The Great Physician

Operating Room

This is a reflection on the Mass readings of the day.


In today’s first reading, God is not reproving His people for their sins, as He sometimes does. Rather, He is offering them hope as He calls them to conversion–hope for full restoration.

And it will come to light that this hope has a name: It is Jesus Christ. Jesus, the great Physician whom we see in today’s gospel.

It is beautiful to abandon our sins wholly, over and over again, in the sacrament of confession, thus exposing our wounds to this great Physician and allowing Him to do the work that He came to do.

Of course, the placement of these readings in Lent is no accident–it is the season of conversion.

It is interesting to reflect that, in addition to our sins, we have our simple human weaknesses.
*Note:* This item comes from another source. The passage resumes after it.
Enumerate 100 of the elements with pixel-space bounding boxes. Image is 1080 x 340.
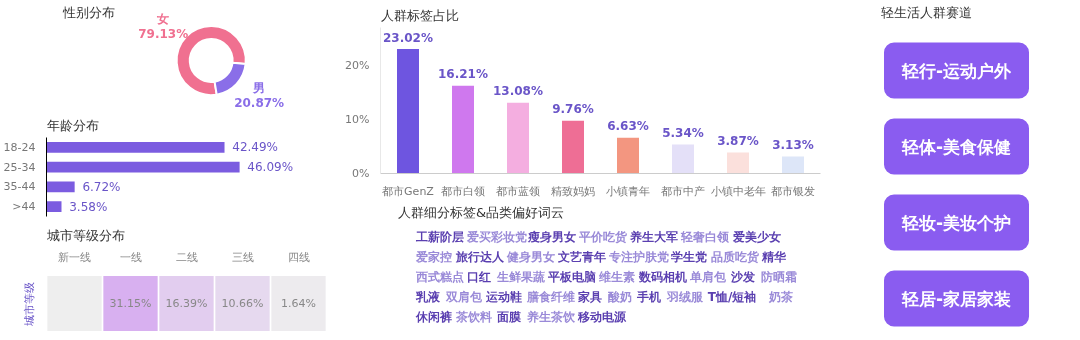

Maybe we struggle with attention span. Perhaps we don’t have as much energy for the day as we would like, or the kind of mental abilities we would like for planning and analyzing. These weaknesses can discourage us sometimes as much as our sins. People can be cruel by forming judgements of us only based on our weaknesses.

Jesus didn’t come to make us different from what we are; He didn’t come to make us good at everything. But what He does promise is that He loves us as we are, as His Father has created us. He loves us with our strengths, and with our weaknesses.

And we know that this love transforms us to participate in the divine nature itself, without taking away the particularities of our human nature, or of our own individual nature.

In the act of loving us, Jesus makes our strengths twice as valuable, and our weaknesses unimportant, as frustrating as they may sometimes be. His love itself transforms the value that we bring to the welfare of others into something beyond measure.

Ideas for conversation with the Lord: Consider the weaknesses that most frustrate you. Tell Jesus that you give them to Him, and ask Him to make your life valuable for His Kingdom in spite of them–with full trust and confidence that He will do so, beyond your imaginings. Then, ask Him forgiveness for the ways you neglect and offend Him in sin, and trust there too that the great Physician heals you.